Further examination paints a much more dire and serious picture. The 2019 Congressional Black Caucus report says that death by suicide among Black youth is rising faster than any other racial group. Suicide ranked as the third leading cause of death in Black men from ages 15-24 and Black men are four times more likely to die by suicide than Black women.

Overall, much can be learned from differing rates of suicide among groups. For example, “because of pervasive racism, Black Americans experience substantial stress, fewer opportunities for advancement and more threats to well-being,” writes Austin Frakt in the New York Times. “These negative experiences can degrade mental and physical health, as well as limit education, employment and income — all of which can increase suicide risk. Unemployment, which is higher for Black Americans than white Americans, is itself a source of stress.”

Michael A. Lindsey of New York University worked on a study which showed that highschool suicide attempts for Whites  Latinos and Asians decreased from 1991 to 2017. However, in this time period the number of attempts by Blacks has increased substantially — by 73%.

“Over the last decade, suicide rates in the United States have increased dramatically among racial and ethnic minorities, and Black Americans in particular,” writes Rheeda Walker, professor of psychology and director of the University of Houston’s Culture, Risk and Resilience Lab. “Suicide deaths occur across the lifespan and have increased for Black youth, but the highest rate of death is among Black Americans aged 25-34 years of age.”

Bullying, trauma and racial discrimination are clear risk factors for Black youth. However, research shows that those who attempt suicide are less likely to have been diagnosed with a mental illness, perhaps due to reduced access to mental health care.

“What can I do?” many ask. Experts suggest parents should also start talking to children, as early as possible, about their feelings and how to process them. For further insights, watch more stories on the rise of Black youth suicide here: “A Different Cry.”  As with other public health problems, such as drunk driving, we need to continue bringing these conversations into the public arena. Historically marginalized populations are especially vulnerable, but we have noticed a rise in African American suicides from middle class and wealthy families also. Unique experiences must be put at the front of the discussion. Awareness, education and support are the key.

Moving Forward

When I feel completely and utterly alone, I push myself to reach out. If I don’t feel like talking aloud, I use Facebook messenger, email, text, prayer, and even walking at night and talking to the stars. There is something about the expanse of the universe, be it through the world wide web or a brilliant night sky, that reminds me that I am worthwhile and part of something larger.  It reminds me that I’m not alone, and that I (and the choices that I make) matter to someone. This is comforting.
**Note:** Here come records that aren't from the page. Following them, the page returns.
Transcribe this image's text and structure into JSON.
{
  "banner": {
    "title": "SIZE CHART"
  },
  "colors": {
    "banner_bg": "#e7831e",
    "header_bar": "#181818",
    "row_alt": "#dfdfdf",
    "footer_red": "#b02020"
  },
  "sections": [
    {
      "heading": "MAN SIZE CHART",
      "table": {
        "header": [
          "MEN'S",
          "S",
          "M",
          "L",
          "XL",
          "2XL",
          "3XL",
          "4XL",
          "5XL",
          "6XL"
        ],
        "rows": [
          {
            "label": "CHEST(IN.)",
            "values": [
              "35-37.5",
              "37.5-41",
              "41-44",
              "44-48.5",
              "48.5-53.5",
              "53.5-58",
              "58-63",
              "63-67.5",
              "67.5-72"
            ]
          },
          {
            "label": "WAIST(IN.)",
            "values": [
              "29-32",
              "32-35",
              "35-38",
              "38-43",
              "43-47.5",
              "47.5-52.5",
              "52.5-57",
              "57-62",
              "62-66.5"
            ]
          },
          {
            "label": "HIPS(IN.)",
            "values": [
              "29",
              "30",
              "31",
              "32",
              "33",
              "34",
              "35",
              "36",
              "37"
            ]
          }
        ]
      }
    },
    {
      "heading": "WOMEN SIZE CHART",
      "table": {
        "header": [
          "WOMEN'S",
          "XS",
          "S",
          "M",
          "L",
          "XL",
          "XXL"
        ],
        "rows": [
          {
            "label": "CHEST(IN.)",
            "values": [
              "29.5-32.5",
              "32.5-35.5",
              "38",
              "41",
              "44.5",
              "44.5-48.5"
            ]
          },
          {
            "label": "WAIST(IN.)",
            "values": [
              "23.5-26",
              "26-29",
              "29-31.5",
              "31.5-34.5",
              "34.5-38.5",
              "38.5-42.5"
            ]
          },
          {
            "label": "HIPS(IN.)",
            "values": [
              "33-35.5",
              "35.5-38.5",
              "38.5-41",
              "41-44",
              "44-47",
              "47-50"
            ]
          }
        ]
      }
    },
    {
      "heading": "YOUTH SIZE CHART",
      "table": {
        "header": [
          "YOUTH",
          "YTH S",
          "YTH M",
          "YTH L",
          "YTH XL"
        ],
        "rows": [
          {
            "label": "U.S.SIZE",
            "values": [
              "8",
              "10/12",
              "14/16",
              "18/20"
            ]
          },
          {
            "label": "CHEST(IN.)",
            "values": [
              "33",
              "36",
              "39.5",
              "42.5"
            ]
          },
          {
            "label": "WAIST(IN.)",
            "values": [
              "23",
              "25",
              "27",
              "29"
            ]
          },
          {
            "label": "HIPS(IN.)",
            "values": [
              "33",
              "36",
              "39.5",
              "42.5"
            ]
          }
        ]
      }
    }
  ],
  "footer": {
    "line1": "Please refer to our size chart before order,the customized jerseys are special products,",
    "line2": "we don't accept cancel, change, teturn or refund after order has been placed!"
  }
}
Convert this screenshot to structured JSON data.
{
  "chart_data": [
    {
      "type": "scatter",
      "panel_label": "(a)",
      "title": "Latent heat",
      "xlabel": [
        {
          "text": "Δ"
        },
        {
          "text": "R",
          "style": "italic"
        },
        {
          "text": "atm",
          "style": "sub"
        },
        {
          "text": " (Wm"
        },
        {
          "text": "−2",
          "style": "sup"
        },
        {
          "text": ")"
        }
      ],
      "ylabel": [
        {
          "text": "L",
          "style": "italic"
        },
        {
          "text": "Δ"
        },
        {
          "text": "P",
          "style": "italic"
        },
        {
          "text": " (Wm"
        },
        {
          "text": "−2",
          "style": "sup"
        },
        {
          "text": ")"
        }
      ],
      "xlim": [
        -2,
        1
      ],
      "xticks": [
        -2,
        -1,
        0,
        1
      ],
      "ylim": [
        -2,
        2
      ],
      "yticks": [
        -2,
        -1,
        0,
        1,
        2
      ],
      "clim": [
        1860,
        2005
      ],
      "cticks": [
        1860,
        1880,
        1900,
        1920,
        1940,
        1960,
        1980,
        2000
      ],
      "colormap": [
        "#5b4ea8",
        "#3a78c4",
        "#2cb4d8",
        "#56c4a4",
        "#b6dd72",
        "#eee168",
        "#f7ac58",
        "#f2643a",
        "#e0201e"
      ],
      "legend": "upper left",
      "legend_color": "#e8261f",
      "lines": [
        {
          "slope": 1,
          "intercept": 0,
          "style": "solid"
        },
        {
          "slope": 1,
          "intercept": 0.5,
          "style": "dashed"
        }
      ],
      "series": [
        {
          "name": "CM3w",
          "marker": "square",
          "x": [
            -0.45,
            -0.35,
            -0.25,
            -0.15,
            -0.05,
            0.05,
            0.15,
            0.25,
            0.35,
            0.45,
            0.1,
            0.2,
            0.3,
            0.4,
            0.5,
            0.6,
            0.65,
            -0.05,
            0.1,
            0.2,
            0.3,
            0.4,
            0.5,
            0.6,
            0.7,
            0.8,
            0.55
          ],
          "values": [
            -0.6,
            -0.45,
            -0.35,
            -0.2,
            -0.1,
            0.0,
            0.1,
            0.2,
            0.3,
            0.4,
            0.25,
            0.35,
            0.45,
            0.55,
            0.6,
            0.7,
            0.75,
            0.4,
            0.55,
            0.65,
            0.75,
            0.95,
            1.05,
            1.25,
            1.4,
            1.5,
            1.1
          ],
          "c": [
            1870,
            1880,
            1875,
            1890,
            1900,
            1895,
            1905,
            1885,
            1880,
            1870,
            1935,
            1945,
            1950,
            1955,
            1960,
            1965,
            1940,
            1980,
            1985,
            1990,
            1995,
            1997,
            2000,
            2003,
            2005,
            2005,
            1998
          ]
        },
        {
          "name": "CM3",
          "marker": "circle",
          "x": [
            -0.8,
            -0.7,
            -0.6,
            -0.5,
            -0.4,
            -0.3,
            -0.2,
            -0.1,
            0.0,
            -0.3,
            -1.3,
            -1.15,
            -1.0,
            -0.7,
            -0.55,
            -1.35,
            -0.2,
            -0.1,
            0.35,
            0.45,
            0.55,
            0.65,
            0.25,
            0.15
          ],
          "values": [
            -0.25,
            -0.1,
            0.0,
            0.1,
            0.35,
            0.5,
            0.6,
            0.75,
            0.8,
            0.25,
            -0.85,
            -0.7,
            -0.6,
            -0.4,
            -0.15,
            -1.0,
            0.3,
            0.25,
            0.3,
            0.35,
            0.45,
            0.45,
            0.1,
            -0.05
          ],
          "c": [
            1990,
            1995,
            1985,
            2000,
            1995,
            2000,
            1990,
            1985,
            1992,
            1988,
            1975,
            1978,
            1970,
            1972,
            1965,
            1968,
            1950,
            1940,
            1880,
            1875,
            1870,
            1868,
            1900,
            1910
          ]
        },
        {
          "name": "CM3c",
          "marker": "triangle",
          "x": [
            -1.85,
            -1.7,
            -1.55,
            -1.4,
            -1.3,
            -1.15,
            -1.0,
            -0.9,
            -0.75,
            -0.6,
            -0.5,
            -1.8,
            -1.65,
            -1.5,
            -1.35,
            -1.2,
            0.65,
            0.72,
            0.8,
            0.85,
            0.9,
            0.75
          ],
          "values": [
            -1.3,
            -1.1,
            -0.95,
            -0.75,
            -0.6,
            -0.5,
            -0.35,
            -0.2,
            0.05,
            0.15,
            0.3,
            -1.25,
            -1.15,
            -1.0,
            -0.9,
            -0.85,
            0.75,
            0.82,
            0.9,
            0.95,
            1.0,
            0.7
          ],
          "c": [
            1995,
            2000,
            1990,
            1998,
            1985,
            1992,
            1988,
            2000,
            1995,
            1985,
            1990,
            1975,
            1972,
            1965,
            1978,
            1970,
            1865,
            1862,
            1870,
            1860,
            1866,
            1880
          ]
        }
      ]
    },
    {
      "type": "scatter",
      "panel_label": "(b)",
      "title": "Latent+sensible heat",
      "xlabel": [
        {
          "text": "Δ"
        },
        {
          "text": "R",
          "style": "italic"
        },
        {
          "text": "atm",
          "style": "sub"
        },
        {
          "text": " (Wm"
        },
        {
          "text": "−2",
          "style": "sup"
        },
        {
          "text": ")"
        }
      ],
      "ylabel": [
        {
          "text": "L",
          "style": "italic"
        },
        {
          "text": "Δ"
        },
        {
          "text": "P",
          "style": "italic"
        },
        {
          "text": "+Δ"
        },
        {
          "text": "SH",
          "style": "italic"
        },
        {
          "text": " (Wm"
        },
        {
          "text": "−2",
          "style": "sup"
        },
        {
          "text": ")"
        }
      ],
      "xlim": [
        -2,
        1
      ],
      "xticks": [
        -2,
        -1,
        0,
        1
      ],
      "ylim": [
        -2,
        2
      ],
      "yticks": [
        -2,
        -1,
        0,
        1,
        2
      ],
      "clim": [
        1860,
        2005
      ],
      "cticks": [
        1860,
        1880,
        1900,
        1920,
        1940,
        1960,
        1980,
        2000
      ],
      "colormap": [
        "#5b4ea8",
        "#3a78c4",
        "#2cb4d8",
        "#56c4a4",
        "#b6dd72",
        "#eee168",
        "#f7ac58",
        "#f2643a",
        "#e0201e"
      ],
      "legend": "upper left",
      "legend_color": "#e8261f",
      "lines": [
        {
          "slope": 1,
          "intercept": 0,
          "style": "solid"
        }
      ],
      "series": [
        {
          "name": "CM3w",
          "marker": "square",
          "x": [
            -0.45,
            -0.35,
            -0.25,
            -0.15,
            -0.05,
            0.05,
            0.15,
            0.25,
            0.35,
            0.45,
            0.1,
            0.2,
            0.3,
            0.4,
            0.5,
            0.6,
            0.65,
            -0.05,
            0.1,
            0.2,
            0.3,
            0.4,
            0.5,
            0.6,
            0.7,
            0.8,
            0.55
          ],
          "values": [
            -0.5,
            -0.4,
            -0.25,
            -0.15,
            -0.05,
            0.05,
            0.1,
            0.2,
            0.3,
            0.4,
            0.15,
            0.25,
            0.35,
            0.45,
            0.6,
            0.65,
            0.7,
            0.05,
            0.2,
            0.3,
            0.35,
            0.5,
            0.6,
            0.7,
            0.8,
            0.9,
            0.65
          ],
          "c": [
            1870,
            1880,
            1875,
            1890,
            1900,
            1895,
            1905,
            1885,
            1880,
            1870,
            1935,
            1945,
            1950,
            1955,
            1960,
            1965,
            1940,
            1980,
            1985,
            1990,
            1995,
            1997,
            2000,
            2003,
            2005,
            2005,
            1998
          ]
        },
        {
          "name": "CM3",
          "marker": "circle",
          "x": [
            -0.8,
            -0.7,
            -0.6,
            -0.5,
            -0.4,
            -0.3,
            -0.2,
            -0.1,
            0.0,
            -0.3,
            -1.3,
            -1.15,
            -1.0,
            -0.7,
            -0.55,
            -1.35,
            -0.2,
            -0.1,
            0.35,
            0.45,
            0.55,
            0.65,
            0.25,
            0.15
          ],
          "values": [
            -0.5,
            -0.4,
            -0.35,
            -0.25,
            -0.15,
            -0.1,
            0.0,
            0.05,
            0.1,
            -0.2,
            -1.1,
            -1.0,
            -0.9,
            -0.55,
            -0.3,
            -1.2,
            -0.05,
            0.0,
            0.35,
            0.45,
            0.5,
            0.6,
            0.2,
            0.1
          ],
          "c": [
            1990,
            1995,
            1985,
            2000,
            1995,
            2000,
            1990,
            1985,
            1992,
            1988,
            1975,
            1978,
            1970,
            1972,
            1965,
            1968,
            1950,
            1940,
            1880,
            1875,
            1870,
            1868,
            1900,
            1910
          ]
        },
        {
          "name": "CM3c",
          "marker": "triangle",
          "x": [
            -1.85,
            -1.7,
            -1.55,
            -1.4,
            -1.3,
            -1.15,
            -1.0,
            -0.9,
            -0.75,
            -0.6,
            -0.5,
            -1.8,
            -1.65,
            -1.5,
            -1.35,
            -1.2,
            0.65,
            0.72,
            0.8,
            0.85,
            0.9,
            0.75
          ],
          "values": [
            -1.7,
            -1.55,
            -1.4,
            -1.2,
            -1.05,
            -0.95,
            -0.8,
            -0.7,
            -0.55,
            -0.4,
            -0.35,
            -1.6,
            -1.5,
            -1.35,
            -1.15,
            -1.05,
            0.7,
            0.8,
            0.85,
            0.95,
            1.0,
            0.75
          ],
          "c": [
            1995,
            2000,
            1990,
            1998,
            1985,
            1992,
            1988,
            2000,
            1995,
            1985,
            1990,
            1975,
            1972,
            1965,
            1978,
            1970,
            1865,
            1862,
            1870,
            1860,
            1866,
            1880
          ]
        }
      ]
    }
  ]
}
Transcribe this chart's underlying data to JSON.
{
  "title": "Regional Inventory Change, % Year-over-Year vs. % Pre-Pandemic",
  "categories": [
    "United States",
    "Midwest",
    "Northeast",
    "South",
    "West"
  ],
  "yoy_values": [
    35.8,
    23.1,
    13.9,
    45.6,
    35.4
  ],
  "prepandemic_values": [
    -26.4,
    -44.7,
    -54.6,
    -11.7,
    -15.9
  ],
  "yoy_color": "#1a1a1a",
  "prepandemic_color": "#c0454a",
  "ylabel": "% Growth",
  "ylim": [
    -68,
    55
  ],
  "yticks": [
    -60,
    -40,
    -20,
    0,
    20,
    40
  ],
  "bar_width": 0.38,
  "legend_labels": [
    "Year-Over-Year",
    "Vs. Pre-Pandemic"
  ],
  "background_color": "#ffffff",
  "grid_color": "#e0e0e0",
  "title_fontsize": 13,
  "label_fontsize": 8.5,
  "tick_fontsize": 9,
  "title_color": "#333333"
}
I remember that when in a depressed state, I’m not in a position to make permanent decisions, especially when there’s no one there to offer perspective. When it feels impossible to focus on anything other than what makes me angry or sad, I find a distraction. My journey has taught me that no matter what the voice of depression says, I don’t have to believe it. When mental anguish seeks to overwhelm me, my combination of a stable church group; supportive friends; therapy; a family-focus; behavior modifications; support groups, taking in uplifting art, music and media; allowing myself to “not be productive” all the time; positive self-talk; intermittent fasting, and overall self-acceptance always finds me stronger than I thought I was, yesterday, or even a few minutes earlier. Finally, I forgive others and I forgive myself. The future is bright. If I can come this far, only greater things can lie ahead. 

The author, who prefers to remain anonymous, is an Ivy League graduate and current university  instructor. He has published a dozen books and hundreds of articles. He has been happily married for 20 years and is the loving father of three daughters.